I won't deny the useful additions GNU and BSD made to the barebones UNIX tools, but just by skimming the ls man page I can list some flags whose addition wasn't caused by the Unix Philosophy's limitation:
-1 list one file per line
-C list entries by columns
-t sort by time, newest first; see --time
-r, --reverse reverse order while sorting
-S sort by file size, largest first
--sort=WORD sort by WORD instead of name: none (-U), size (-
S), time (-t), version (-v), extension (-X), width
I think you’re actually making the point for him here. You are correct that GNU is not Unix. And what version of ls has the most installations? I betcha it’s the ls from GNU Coreutils. I do agree that GNU tools are sometimes too maximalist. But they are also more useful than the minimalist alternatives.
I don't believe GNU's triumph over the BSD derivates was for the most part technical, they just happened to be at the right moment at the right time to ride along Linux's success.

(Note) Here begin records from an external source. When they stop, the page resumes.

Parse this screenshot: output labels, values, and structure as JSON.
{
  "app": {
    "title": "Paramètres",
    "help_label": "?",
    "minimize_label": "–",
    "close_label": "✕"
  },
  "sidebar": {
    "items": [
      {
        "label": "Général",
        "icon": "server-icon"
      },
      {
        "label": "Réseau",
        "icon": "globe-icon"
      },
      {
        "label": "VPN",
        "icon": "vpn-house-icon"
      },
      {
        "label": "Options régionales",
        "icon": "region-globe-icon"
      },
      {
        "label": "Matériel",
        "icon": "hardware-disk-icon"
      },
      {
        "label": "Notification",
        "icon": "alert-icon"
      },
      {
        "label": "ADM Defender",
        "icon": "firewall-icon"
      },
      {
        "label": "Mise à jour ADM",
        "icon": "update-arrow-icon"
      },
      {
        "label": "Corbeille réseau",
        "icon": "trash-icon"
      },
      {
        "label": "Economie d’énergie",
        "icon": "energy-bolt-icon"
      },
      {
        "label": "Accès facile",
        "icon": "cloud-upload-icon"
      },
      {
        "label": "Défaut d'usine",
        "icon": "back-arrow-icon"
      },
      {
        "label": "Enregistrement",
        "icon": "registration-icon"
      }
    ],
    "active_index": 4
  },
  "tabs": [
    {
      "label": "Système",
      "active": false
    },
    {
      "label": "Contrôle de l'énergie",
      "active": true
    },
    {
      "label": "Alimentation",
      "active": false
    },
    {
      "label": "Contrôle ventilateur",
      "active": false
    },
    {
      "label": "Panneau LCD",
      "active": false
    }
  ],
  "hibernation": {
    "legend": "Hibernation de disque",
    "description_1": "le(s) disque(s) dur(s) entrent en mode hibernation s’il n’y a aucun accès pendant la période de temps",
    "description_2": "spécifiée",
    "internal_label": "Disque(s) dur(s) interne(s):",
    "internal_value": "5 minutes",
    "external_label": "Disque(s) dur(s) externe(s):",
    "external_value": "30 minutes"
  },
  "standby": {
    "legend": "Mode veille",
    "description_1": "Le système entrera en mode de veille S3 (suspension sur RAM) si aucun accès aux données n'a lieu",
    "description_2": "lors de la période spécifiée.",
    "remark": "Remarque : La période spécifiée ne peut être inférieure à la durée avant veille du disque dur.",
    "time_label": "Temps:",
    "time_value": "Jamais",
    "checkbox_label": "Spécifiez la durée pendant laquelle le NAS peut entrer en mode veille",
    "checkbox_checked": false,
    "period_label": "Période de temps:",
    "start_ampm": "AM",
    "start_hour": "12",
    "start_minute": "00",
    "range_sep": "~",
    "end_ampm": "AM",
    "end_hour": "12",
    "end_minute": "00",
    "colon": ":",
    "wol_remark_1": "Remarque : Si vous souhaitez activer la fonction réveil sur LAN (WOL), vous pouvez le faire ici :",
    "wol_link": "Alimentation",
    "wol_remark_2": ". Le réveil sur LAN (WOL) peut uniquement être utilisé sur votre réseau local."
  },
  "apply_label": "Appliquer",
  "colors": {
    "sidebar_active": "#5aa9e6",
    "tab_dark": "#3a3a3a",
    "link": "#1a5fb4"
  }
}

A consequence of the proliferation of arguments in the GNU tools is imho that it made the GNU manpages too verbose and information dense to the detriment of their usefulness.
That's exactly why RMS is so pissed at Linux being mentioned without GNU. The funny thing is that it is the license he shipped his code under that allowed them to do this, he could have made the license say 'if you use this code you are required to prefix the name of any project with 'GNU/'' and that would have been that. If you give people rights and freedom they will use them.
That is because of the "lawsuite", unless you are referring to the 80s.
Back then, Companies and Colleges were the ones who got UNIX. Companies went with AT&T, and IIRC Colleges when with BSD. So AT&T won out due to better financial backing and maybe a possible threat of AT&T going after BSD.
To me, the point is you don't need many flags for ls to be useful. You will learn a few idioms early, such as ls -a and ls -lR but after that, the rest of the flags are nice to haves: if you wish there was a certain feature, you can look it up on the man pages etc. "I wish I could sort by time - oh there's -t"
In many cases, yes! On my Mac, which has a userland derived from FreeBSD, I have voluntarily installed stuff like GNU Findutils and GNU sed to get that extra functionality.